By Staff Reporter 18 December 2013 | 1 minute read

Cuts to the official cash rate throughout 2012 and 2013 have reduced the ‘typical borrower’s' mortgage repayments by $262 per month, but investors have been cautioned about mismanaging the extra cash.

Alex Parsons, CEO of RateCity.com.au, said even though it’s tempting to spend the additional savings, putting the extra money back into your mortgage is generally the most effective option.

“If you are paying an average rate of six per cent interest on your mortgage over time and you’re an average taxpayer, you would have to find a financial investment with a greater than 10 per cent rate of return elsewhere to be better off – that’s a tough gig in the current market,” he said.

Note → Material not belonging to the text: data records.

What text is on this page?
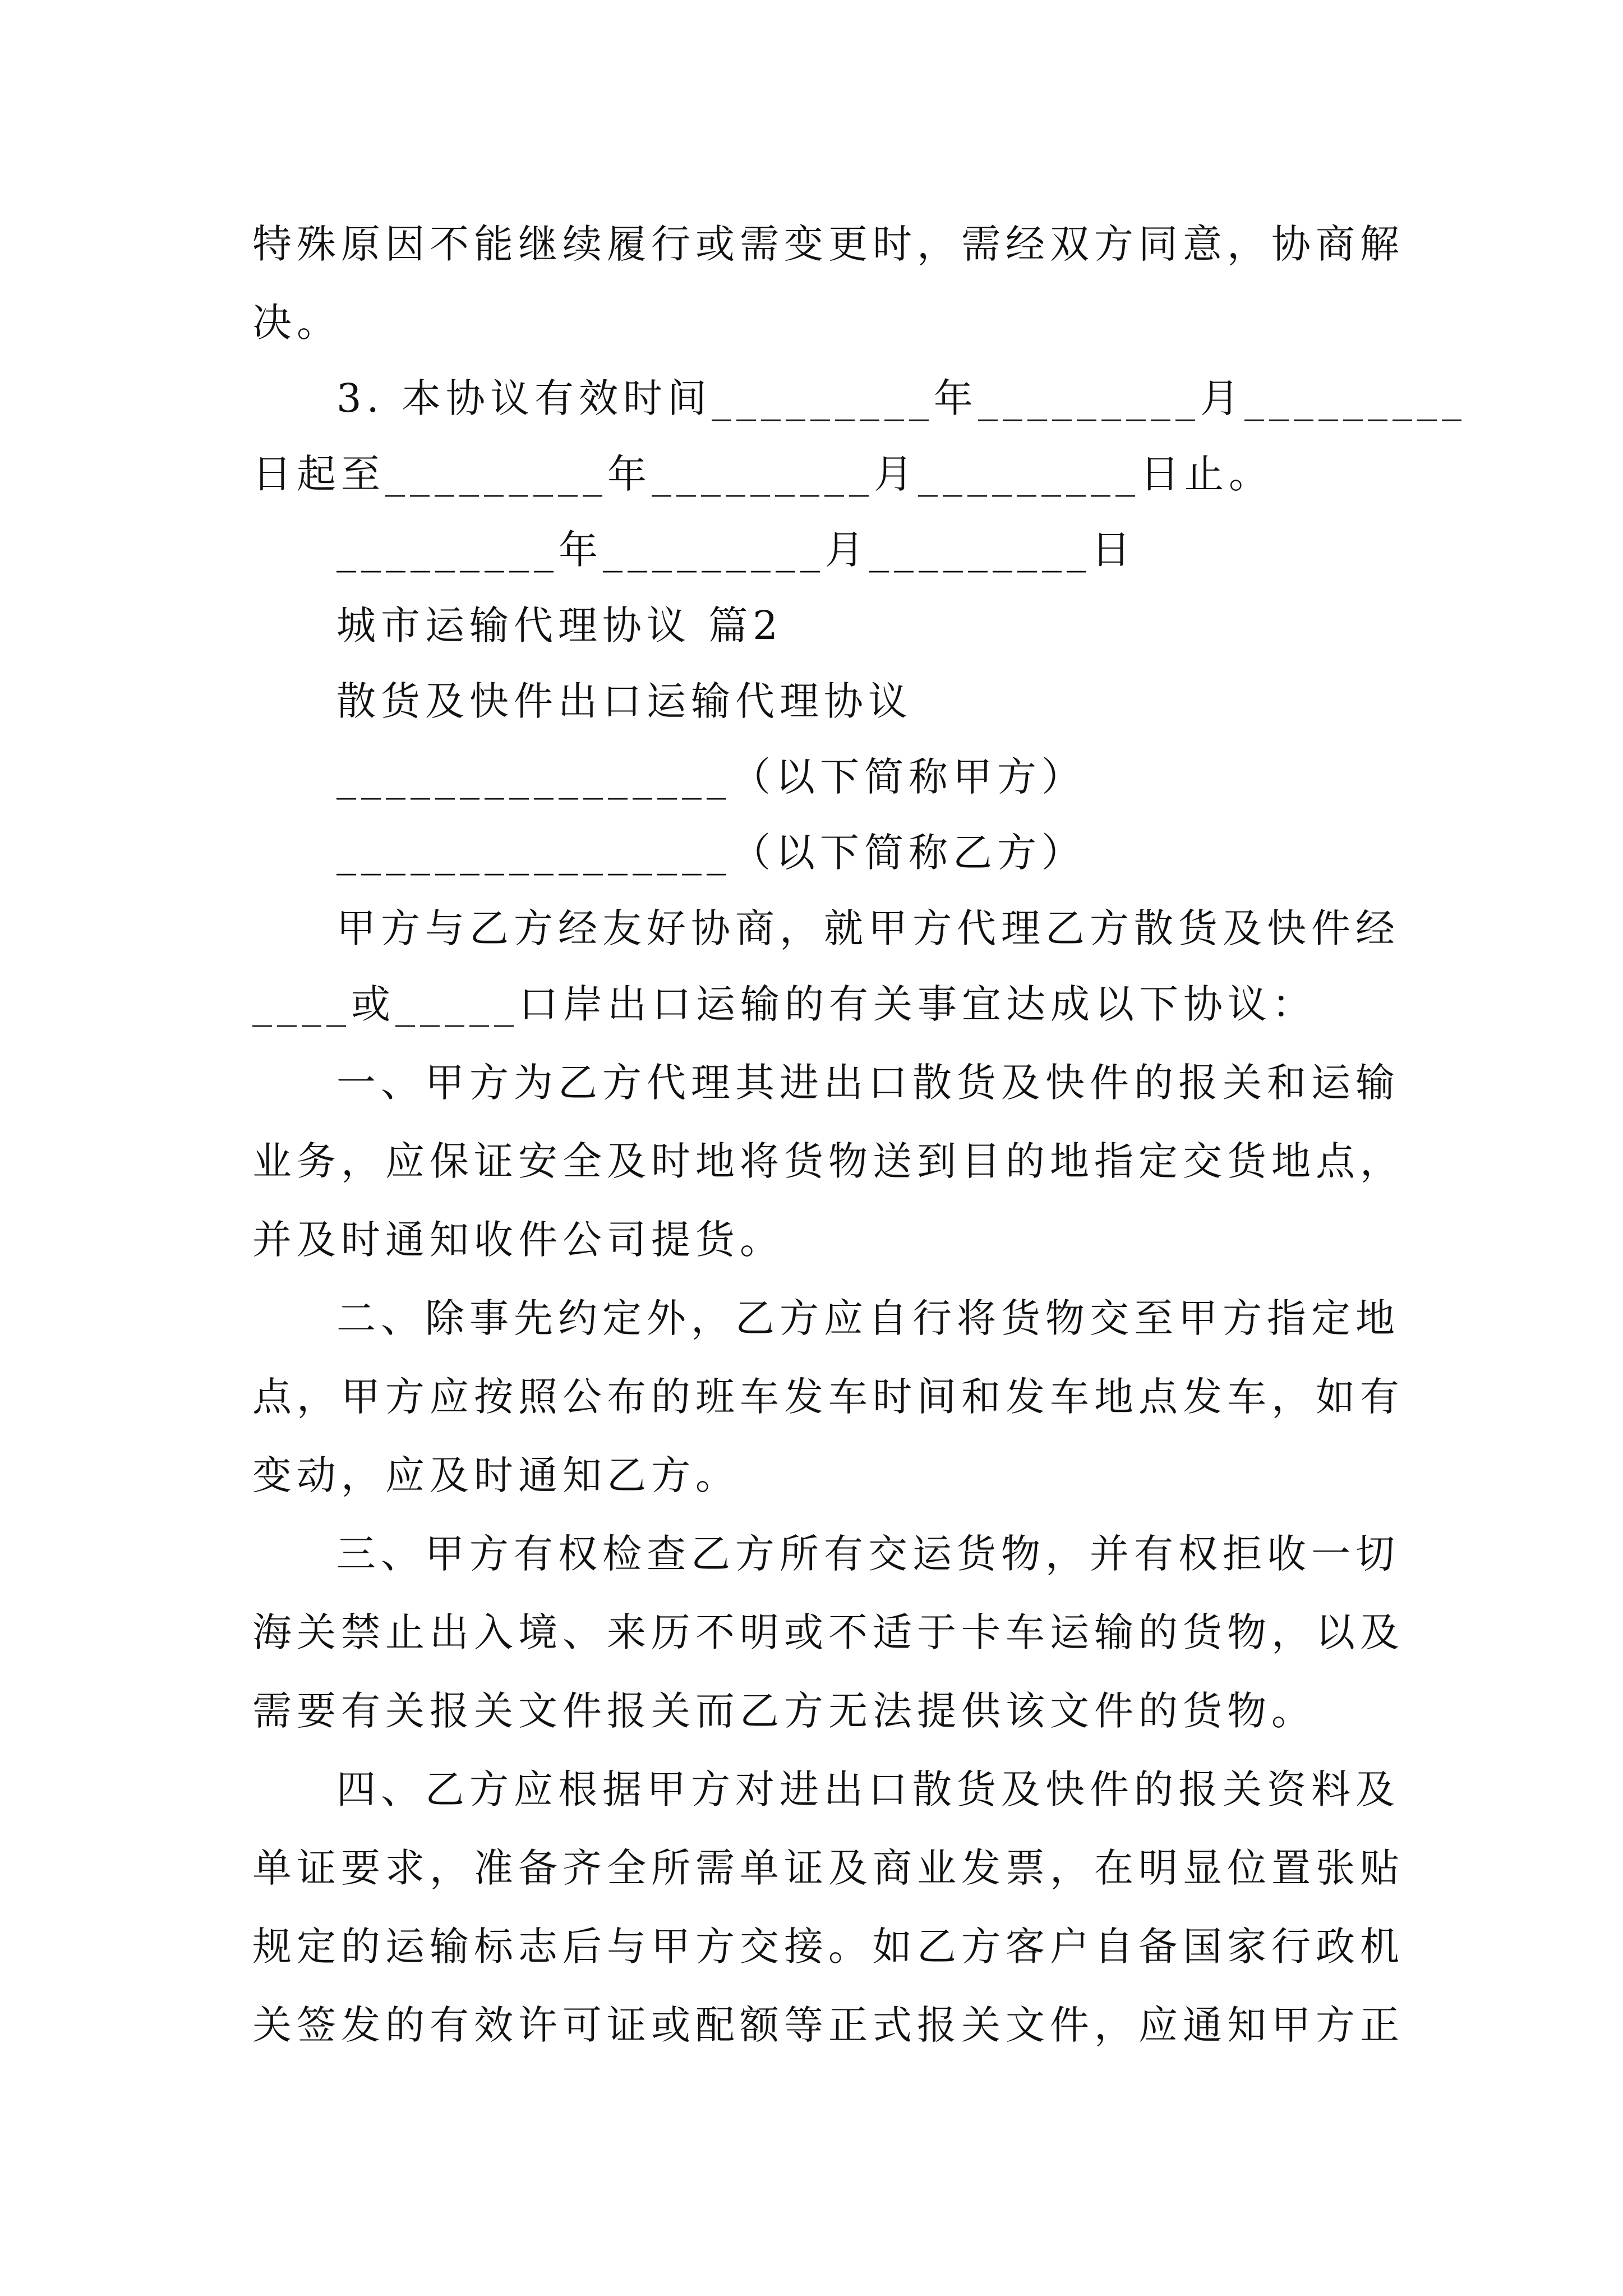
特殊原因不能继续履行或需变更时，需经双方同意，协商解
决。
3. 本协议有效时间_________年_________月_________
日起至_________年_________月_________日止。
_________年_________月_________日
城市运输代理协议 篇2
散货及快件出口运输代理协议
________________（以下简称甲方）
________________（以下简称乙方）
甲方与乙方经友好协商，就甲方代理乙方散货及快件经
____或_____口岸出口运输的有关事宜达成以下协议：
一、甲方为乙方代理其进出口散货及快件的报关和运输
业务，应保证安全及时地将货物送到目的地指定交货地点，
并及时通知收件公司提货。
二、除事先约定外，乙方应自行将货物交至甲方指定地
点，甲方应按照公布的班车发车时间和发车地点发车，如有
变动，应及时通知乙方。
三、甲方有权检查乙方所有交运货物，并有权拒收一切
海关禁止出入境、来历不明或不适于卡车运输的货物，以及
需要有关报关文件报关而乙方无法提供该文件的货物。
四、乙方应根据甲方对进出口散货及快件的报关资料及
单证要求，准备齐全所需单证及商业发票，在明显位置张贴
规定的运输标志后与甲方交接。如乙方客户自备国家行政机
关签发的有效许可证或配额等正式报关文件，应通知甲方正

“If you leave the extra money on the mortgage, it comes straight off the principal and it pays off your mortgage faster.”

Paying more than the minimum repayments on your mortgage will cut the amount you owe, shorten the life of your loan, and potentially save borrowers tens of thousands of dollars in the process, Mr Parsons said.


RateCity also recommended investors pay down any non-tax-deductable debts, such as credit cards, as soon as possible.

“If you have credit card debt or other debts accruing a higher interest than your home loan, consider using the money you are saving on your mortgage to pay off that debt. With the average interest rate on credit cards at 17 per cent, credit card debt is one of the most expensive debts to carry,” Mr Parsons said.